The recording by The Four Aces was released by Victoria Records (catalog number 101). It first reached the Billboard chart on September 7, 1951, and lasted 22 weeks on the chart, peaking at number 4. This was The Four Aces' first charting record, and led to their receiving a contract with a major company, Decca. It was ranked No. 31 for 1951.

The song was the No. 1 song on Your Hit Parade for seven weeks.

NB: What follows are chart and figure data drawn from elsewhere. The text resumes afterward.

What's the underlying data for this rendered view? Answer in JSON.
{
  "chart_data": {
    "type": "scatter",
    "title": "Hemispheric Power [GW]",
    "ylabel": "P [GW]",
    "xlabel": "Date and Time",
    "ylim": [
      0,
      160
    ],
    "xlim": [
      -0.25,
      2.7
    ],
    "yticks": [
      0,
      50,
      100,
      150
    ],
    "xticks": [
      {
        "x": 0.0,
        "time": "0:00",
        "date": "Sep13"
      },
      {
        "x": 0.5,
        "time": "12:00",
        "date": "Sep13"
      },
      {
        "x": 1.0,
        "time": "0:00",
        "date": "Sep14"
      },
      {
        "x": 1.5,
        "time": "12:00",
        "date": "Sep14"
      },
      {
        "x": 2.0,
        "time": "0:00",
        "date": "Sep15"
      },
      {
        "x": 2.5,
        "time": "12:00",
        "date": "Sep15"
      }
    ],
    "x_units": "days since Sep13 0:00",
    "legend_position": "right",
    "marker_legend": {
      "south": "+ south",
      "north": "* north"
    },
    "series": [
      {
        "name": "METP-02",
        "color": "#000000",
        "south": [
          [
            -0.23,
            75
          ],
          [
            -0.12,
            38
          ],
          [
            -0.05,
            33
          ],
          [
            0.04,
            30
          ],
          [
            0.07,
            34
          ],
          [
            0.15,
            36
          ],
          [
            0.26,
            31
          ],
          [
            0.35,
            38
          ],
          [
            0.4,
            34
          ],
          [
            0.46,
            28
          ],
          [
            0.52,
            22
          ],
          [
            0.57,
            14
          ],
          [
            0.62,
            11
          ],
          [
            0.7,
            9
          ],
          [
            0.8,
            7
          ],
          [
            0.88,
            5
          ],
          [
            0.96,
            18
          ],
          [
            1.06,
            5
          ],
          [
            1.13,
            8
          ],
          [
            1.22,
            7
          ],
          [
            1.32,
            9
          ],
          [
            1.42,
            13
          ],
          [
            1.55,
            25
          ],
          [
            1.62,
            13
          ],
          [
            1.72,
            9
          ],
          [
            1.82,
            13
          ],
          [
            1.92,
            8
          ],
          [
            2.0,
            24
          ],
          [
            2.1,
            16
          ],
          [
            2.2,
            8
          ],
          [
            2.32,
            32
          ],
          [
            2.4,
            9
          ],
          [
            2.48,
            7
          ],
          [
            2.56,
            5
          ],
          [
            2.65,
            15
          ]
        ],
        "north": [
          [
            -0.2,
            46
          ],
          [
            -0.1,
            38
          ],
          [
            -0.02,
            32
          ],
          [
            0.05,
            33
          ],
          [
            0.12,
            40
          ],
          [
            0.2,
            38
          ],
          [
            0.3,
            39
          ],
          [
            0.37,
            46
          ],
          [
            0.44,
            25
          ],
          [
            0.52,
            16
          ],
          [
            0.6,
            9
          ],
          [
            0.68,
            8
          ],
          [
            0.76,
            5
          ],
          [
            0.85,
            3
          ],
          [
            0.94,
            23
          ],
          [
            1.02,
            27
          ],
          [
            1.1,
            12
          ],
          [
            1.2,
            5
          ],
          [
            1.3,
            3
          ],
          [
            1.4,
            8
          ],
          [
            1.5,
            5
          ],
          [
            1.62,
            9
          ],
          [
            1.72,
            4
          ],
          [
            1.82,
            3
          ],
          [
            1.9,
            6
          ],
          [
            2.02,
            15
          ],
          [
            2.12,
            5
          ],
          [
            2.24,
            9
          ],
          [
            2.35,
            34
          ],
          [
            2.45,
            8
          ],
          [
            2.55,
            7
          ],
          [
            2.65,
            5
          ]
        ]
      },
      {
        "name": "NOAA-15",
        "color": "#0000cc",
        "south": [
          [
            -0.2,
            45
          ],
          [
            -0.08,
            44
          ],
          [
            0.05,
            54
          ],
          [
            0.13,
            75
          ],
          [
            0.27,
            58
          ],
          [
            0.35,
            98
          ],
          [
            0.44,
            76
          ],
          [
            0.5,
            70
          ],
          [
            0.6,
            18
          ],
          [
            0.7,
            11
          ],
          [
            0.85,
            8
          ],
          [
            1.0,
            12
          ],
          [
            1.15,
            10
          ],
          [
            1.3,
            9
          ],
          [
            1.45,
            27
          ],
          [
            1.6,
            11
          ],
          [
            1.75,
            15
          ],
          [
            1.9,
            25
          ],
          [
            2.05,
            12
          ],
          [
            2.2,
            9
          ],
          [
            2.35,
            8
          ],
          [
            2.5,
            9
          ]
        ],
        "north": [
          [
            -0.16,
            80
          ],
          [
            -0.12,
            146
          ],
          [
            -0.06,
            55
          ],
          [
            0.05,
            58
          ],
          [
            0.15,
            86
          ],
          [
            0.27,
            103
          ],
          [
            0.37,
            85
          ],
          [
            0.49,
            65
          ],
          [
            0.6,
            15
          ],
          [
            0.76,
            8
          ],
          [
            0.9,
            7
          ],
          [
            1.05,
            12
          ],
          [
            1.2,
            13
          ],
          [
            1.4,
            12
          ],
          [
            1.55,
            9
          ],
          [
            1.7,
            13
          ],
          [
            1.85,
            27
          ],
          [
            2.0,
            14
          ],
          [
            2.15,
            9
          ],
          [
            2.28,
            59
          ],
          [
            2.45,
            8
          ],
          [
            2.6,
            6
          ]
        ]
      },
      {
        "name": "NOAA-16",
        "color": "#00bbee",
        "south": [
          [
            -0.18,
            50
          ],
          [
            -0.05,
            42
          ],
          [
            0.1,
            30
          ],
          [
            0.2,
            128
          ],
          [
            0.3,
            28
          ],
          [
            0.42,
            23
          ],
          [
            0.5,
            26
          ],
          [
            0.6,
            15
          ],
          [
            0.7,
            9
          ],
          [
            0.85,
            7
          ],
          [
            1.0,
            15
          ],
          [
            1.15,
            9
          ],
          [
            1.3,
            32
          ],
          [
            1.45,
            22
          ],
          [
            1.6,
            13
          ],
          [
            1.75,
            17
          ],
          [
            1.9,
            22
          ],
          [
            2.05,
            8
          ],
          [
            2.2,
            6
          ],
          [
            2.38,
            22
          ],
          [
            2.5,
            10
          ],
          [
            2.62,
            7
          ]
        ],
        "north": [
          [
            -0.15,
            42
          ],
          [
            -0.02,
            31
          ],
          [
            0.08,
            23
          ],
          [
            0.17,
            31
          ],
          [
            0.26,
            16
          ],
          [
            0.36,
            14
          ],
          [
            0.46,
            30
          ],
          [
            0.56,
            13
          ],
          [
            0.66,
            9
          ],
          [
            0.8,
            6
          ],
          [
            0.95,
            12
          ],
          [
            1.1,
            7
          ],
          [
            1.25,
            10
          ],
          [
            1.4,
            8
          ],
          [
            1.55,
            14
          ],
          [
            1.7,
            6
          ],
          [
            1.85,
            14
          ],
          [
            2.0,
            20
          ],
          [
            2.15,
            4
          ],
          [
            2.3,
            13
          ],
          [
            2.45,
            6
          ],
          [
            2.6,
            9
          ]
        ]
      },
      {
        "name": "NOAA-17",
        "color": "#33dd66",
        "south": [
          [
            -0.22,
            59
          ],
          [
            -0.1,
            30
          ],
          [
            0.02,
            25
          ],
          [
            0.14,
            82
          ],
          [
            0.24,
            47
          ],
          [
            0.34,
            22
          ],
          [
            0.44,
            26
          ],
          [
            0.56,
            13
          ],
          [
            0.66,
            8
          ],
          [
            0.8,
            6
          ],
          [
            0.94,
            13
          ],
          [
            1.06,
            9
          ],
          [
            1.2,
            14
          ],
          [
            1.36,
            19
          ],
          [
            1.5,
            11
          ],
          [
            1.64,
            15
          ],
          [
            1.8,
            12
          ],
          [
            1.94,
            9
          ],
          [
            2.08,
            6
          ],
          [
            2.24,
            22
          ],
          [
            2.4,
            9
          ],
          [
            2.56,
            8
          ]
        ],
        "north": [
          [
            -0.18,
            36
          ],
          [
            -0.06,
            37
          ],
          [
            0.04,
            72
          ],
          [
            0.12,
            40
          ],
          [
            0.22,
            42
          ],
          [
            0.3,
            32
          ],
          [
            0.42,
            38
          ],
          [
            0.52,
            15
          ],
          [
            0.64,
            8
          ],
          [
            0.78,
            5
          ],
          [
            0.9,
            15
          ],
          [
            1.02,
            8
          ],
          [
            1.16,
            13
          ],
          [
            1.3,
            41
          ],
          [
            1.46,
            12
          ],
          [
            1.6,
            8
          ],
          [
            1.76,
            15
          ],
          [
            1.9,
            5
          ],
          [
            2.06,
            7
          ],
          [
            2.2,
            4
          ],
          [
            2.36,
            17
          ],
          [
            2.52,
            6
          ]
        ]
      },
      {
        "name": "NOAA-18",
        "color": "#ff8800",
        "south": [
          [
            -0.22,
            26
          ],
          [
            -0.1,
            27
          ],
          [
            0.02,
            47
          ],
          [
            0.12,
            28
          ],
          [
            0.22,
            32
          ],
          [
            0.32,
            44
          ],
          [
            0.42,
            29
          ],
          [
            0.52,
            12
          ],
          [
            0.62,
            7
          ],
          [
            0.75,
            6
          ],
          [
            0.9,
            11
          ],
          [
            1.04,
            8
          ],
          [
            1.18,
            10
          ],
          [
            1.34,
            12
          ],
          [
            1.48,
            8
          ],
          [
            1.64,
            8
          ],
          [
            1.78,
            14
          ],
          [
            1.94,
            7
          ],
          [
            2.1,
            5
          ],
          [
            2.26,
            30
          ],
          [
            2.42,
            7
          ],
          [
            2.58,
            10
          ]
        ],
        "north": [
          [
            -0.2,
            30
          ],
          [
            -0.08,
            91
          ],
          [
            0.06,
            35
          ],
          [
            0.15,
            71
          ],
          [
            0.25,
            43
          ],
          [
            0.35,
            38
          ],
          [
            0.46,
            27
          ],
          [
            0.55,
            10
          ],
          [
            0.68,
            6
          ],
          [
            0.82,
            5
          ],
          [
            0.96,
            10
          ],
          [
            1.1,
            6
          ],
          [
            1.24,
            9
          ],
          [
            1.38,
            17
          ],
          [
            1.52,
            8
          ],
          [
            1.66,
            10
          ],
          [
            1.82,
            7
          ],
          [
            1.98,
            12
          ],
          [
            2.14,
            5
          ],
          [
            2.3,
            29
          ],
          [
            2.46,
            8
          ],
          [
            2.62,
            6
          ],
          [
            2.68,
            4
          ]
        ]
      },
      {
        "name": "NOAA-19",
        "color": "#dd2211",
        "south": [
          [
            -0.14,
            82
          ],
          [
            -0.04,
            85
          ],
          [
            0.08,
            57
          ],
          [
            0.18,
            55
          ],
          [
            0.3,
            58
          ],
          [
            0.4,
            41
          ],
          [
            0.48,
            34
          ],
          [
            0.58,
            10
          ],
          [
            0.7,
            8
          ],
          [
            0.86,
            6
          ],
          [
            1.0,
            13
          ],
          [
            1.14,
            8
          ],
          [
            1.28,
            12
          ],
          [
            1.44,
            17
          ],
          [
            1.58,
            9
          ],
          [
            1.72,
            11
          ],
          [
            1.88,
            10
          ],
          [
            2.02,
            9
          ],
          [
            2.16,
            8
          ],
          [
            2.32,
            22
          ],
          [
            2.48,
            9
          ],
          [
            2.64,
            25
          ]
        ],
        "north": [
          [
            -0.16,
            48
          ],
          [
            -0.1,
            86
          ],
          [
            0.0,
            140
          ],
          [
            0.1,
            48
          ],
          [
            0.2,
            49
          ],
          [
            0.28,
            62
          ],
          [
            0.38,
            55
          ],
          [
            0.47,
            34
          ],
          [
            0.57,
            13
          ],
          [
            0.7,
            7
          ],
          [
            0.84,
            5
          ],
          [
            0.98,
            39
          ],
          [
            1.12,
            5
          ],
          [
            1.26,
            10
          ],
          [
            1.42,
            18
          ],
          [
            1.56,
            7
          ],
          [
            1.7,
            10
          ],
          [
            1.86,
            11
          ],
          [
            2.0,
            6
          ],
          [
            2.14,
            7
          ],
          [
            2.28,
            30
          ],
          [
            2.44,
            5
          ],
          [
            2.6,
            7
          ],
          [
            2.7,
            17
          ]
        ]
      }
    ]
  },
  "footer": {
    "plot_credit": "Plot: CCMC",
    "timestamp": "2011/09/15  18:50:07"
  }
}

==Other contemporary recordings==

A number of artists also recorded and released the song in 1951. The Four Knights and Savannah Churchill both peaked in the chart the same week as Eddy Howard in November 1951; The Four Knights reaching No. 14 while Savannah Churchill reached No. 5. Churchill's recordings was also ranked No. 39 on Billboards 1951 year chart.

Coleman Hawkins recorded it in October 1951 and Sidney Bechet recorded it with his All-Stars in January 1952 (entitled It's No Sin (Est-Ce Un Peche?)). Knud Pfeiffer wrote the Danish lyrics. The Danish title is "Er det synd". Raquel Rastenni with Radiodansekorkesteret recorded it in Copenhagen in 1952. The song was released on a 78 rpm record by His Master's Voice (X 8043).

==Later recordings==

- The song was revived in 1964 by The Duprees, a group that made a number of recordings of 1950s hits. This version peaked at No. 74 on the US Hot 100.
- Ronnie Dove released a country version of the song for Decca Records in 1972.